With increasing concentrations of PAwt-sANTXR-Ac2, total cellular uptake (Fig. 4b, d) and cytosolic delivery (Fig. 4a, c) of the smallest DARPin NI1C increase. An increase in cytosolically present cargo can be seen up to an external concentration of 200 nM. Further increases in the concentration of PAwt-sANTXR-Ac2 did not yield higher amounts of delivered DARPin (Fig. 4c, d), presumably due to a saturation of the receptors exploited for delivery.

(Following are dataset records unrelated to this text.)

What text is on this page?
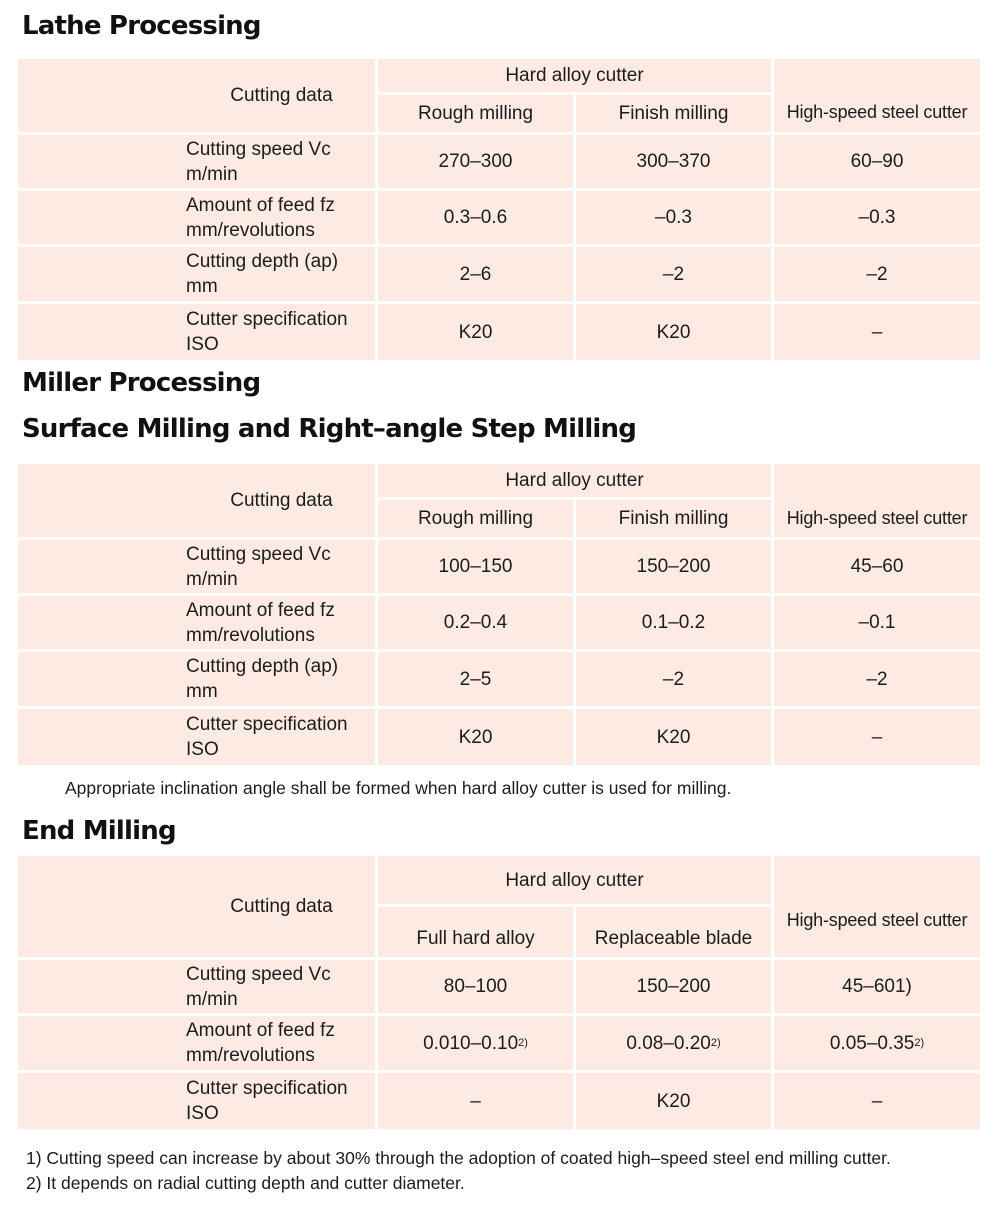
Lathe Processing
Cutting data
Hard alloy cutter
Rough milling	Finish milling	High-speed steel cutter
Cutting speed Vc
m/min
270–300	300–370	60–90
Amount of feed fz
mm/revolutions
0.3–0.6	–0.3	–0.3
Cutting depth (ap)
mm
2–6	–2	–2
Cutter specification
ISO
K20	K20	–
Miller Processing
Surface Milling and Right–angle Step Milling
Cutting data
Hard alloy cutter
Rough milling	Finish milling	High-speed steel cutter
Cutting speed Vc
m/min
100–150	150–200	45–60
Amount of feed fz
mm/revolutions
0.2–0.4	0.1–0.2	–0.1
Cutting depth (ap)
mm
2–5	–2	–2
Cutter specification
ISO
K20	K20	–

Appropriate inclination angle shall be formed when hard alloy cutter is used for milling.

End Milling
Cutting data
Hard alloy cutter
Full hard alloy	Replaceable blade
High-speed steel cutter
Cutting speed Vc
m/min
80–100	150–200	45–601)
Amount of feed fz
mm/revolutions
0.010–0.10 2)	0.08–0.20 2)	0.05–0.35 2)
Cutter specification
ISO
–	K20	–

1) Cutting speed can increase by about 30% through the adoption of coated high–speed steel end milling cutter.

2) It depends on radial cutting depth and cutter diameter.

At 20 nM, similar delivery efficiencies can be observed for PAwt-sANTXR-Ac2, PAm-sANTXR-Ac2, and PAm-Ac2, but an increase to 100 nM does not lead to an increase in cytosolically present cargo for PAm-sANTXR-Ac2 and PAm-Ac2, as it does for PAwt-sANTXR-Ac2, likely due to the premature prepore-to-pore conversion of PAm-Ac2 and PAm-sANTXR-Ac2 on the cell surface. This lack of functional pores renders the cells unable to unfold and translocate LFN-cargo proteins (Fig. 4c, d). Slightly higher total cellular uptake of LFN-cargo can be observed with PAm-sANTXR-Ac2 than for PAm-Ac2, probably due to the delayed cytotoxicity compared to PAm-Ac2.
Similar results have been observed for LFN-NI2Cdest. as well as LFN-NI3Cdest., constructs that have been slightly destabilized to facilitate their unfolding and refolding during transport through the pore [10, 19] (Fig. 4e, f). With increasing concentrations (20 nM and 100 nM), an increase in cytosolic cargo delivery can be observed.

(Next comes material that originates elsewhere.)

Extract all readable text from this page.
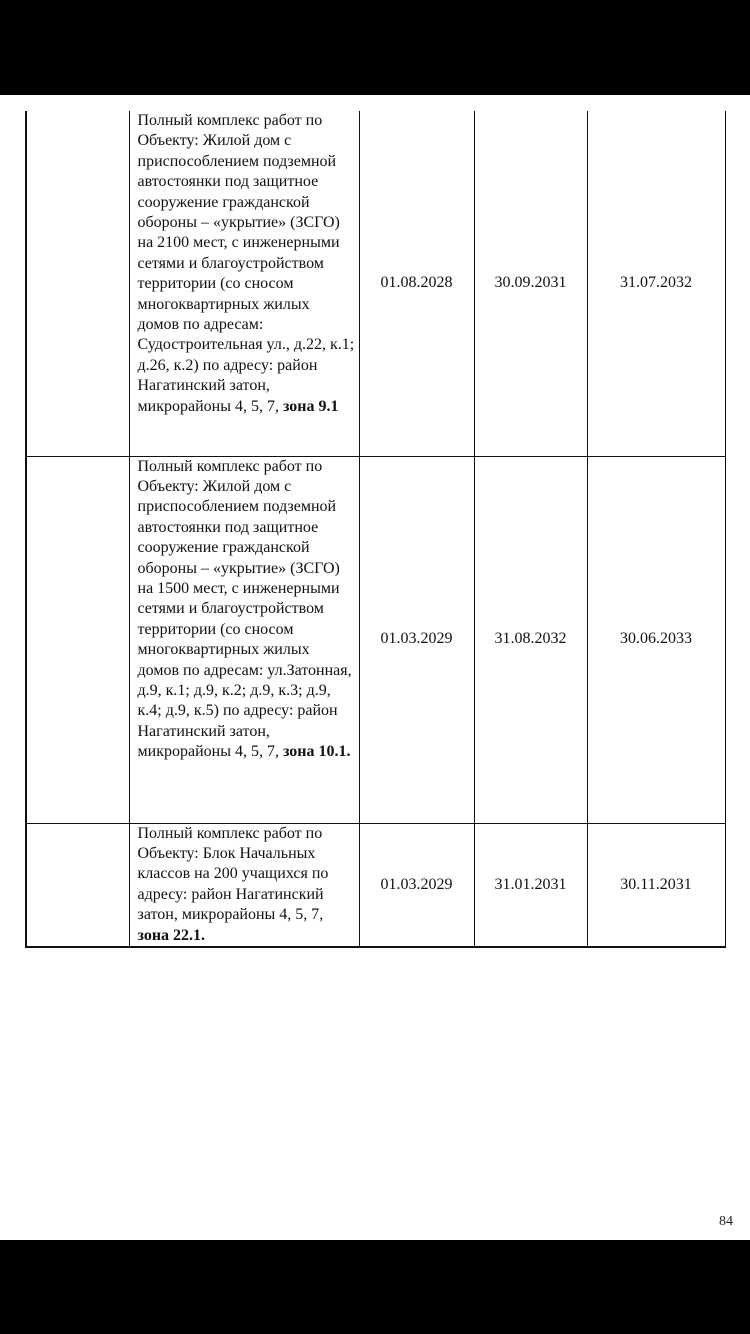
	Полный комплекс работ по Объекту: Жилой дом с приспособлением подземной автостоянки под защитное сооружение гражданской обороны – «укрытие» (ЗСГО) на 2100 мест, с инженерными сетями и благоустройством территории (со сносом многоквартирных жилых домов по адресам: Судостроительная ул., д.22, к.1; д.26, к.2) по адресу: район Нагатинский затон, микрорайоны 4, 5, 7, зона 9.1	01.08.2028	30.09.2031	31.07.2032
	Полный комплекс работ по Объекту: Жилой дом с приспособлением подземной автостоянки под защитное сооружение гражданской обороны – «укрытие» (ЗСГО) на 1500 мест, с инженерными сетями и благоустройством территории (со сносом многоквартирных жилых домов по адресам: ул.Затонная, д.9, к.1; д.9, к.2; д.9, к.3; д.9, к.4; д.9, к.5) по адресу: район Нагатинский затон, микрорайоны 4, 5, 7, зона 10.1.	01.03.2029	31.08.2032	30.06.2033
	Полный комплекс работ по Объекту: Блок Начальных классов на 200 учащихся по адресу: район Нагатинский затон, микрорайоны 4, 5, 7, зона 22.1.	01.03.2029	31.01.2031	30.11.2031
84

The BirA assay for His6-MBP-PAwt-SL-sANTXR-Ac2 (Additional file 1: Figure S4b) showed a reduced amount of total cellular uptake, suggesting a steric inhibition effect already at the start of the internalization process. The results for this construct are in line with the results for PAm-sANTXR-Ac2 and confirm the functional dependency of PA on interactions with the sANTXR domain.